Between 2014, when Prescribe Safe was launched, and 2018, opioid overdose deaths decreased dramatically. In 2012, Monterey County ranked 21 out of 53 California counties and regions in the number of overdose deaths per capita. By 2017 the county was 51st, making it the third-lowest for deaths per capita in the state. The program received national recognition for its efforts to reduce the number of opioids prescribed, increase the use of non-opioid therapies at CHOMP and sponsor drug take-backs that resulted in collecting thousands of pounds of unused medications annually.

There were only nine opioid overdose deaths in Monterey County in all of 2018. As if a switch was flicked, the number of deaths skyrocketed from only nine in 2018 to 93 in 2019. It left officials scratching their heads, until the summer when law enforcement seized a large number of fake pills, reported to the public in September when the CSU Monterey Bay Police Department issued a press release in the wake of a student’s overdose.

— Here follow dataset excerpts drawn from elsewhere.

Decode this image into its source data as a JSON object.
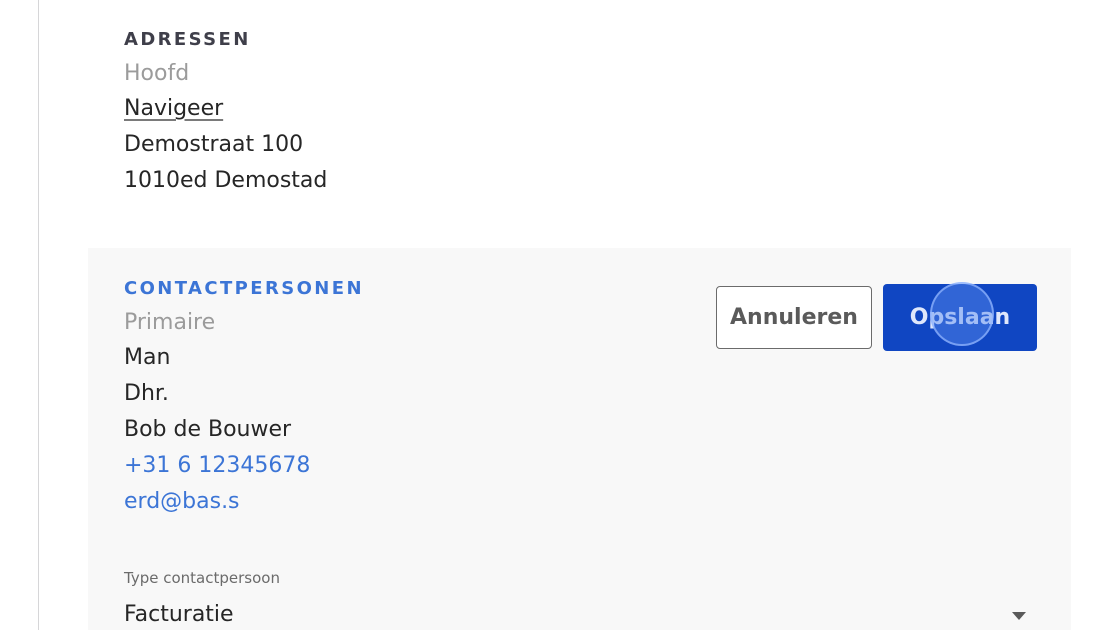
{
  "addresses": {
    "heading": "ADRESSEN",
    "type": "Hoofd",
    "navigate_link": "Navigeer",
    "street": "Demostraat 100",
    "postal_city": "1010ed Demostad"
  },
  "contacts": {
    "heading": "CONTACTPERSONEN",
    "type": "Primaire",
    "gender": "Man",
    "salutation": "Dhr.",
    "name": "Bob de Bouwer",
    "phone": "+31 6 12345678",
    "email": "erd@bas.s",
    "contact_type_label": "Type contactpersoon",
    "contact_type_value": "Facturatie"
  },
  "actions": {
    "cancel_label": "Annuleren",
    "save_label": "Opslaan"
  },
  "colors": {
    "accent_blue": "#3c75d6",
    "primary_button": "#1046c2",
    "heading_dark": "#3f3f4a"
  }
}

Then came “Fentanyl Weekend” in October. PRVNT, made up of senior investigators representing the Monterey Peninsula police agencies, Monterey County Sheriff’s Department, District Attorney’s Office and other law enforcement immediately launched an investigation into who sold the pill to Perla Velasco-Cruz and her friends.

A suspect quickly emerged, a 17-year-old boy who police didn’t arrest until Feb. 9, after he had turned 18. Normally a minor would not be identified to the public, but he was booked as an adult into Monterey County Jail. James Hanford Davis appeared in Juvenile Justice Court on Feb. 14, where Monterey County Superior Court Judge Stephanie Hulsey granted a request by Davis’ attorney to move the young-looking suspect from the county jail to Juvenile Hall.

While law enforcement worked the case, Close and Grover, through Prescribe Safe, were in talks with representatives from Homeland Security and other medical officials around the state to brainstorm ideas on how to combat the rising number of overdoses. Close has met with groups of other medical professionals, county officials and others in the San Francisco Bay Area, in recent months.

If there is anything that positive that came out of Velasco-Cruz’s death, says Grover, it’s the web of connections coming together to find solutions to the fentanyl epidemic. The size of the threat made them realize: “Holy smokes, we have to work together better.”

EXACTLY ONE MONTH AFTER VELASCO-CRUZ WALKED OUT THE DOOR of her family’s home, never to return again, Carolina Velasco stood on a stage next to her sister Keyla at the Oldemeyer Center in Seaside, for what was billed as a Drug Overdose Awareness Town Hall and Narcan distribution. Montage Health, the nonprofit medical organization that includes CHOMP, invited the sisters to come.

“As hard as it is to talk about Perla, [Carolina] wants people to know we can prevent this,” Keyla Velasco says. “I know she wouldn’t wish this pain on anybody.”

Keyla stood at a podium on behalf of the family before a crowd of about 125 people, while Carolina stood behind her on stage, her hands firmly in her jean pockets and at times tears running down her face.

“It’s shocking to know that it was a nationwide epidemic but now it’s here, now it’s home,” Keyla said. She urged the parents in the room to talk to their children, even though it may feel uncomfortable.

“My point is, this was a 16-year-old child. It could be anybody else’s kid,” Keyla said. “Our kids are supposed to bury us, we’re not supposed to bury them.”